Today I didn't see any bad omens. Miley Cyrus has departed for good, unless she comes back as a student or a commencement speaker (it's possible. She still has Miles to Go). My English professor didn't make any endearing remarks about the aesthetics of Penguin Books. I actually found someone to sign one of my study abroad forms. I didn't wake up late, didn't spill coffee on myself, I ate a decent lunch, heard from my sister, talked to my Mom, I had an awesome hair day (really just for the second half of the day. The first half of the day was rough, but listen, I'll take what I can get). I did stand on my feet for 6 hours talking to girls about why they should join my sorority, but really...we've been there, we've done that. I can't become redundant after a grand total of four posts. I hope. We learned about thresholds of narration the other day in the aforementioned English professor's class. Basically it's the point at which a story becomes worth telling--something has to happen out of the ordinary to warrant a retelling or documentation of the event. That's the sparknotes version of a 50-minute lecture on thresholds of narration. For most of that time I was thinking about how I really disliked Robinson Crusoe as a person, and how if he was here today, he would probably be in some serious psychotherapy. The guy was nuts, even before the 28-years of solitude.

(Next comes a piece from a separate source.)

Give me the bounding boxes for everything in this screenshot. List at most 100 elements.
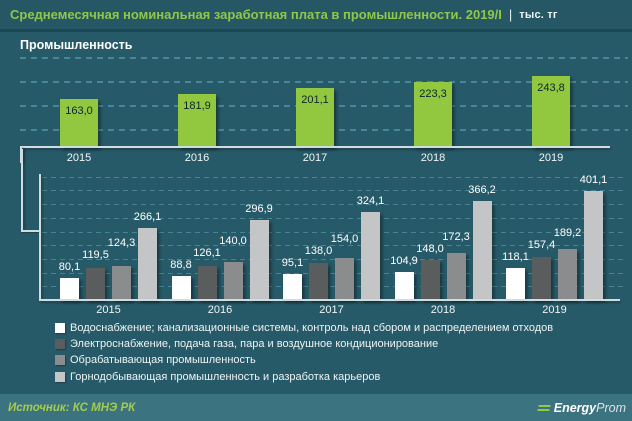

I don't feel as though I have much of threshold of narration for the story of today, which makes me feel frighteningly unexceptional--tomorrow I'll streak through the gymnasium, old-school style, and then we can get down to the business of a great story.

I did get to wear the pearl necklace that my parents gave me for Christmas, which in itself is not that exceptional (they are exceptionally beautiful but putting on a necklace does not a day make). We had a formal event at the House, so I was pretty done-up, and as I was leaving I glanced in the mirror and saw an adult look back.

So that was weird.

I'm on a self-imposed program called the Lauren Turns 20 Program, because I have come to the conclusion that at some point in my life I will have to start taking responsibility (still vague on this one, I have a few months) and learning important life skills, like how transfer fees work at the bank and basic addition. This is real.

I would go into details but part of the program is getting enough sleep, and it's almost 2. A post for another day, one with a better threshold of narration. Tomorrow I have to be productive, and not even coffee can force productivity out of me on less than 8 hours of sleep. This is real too.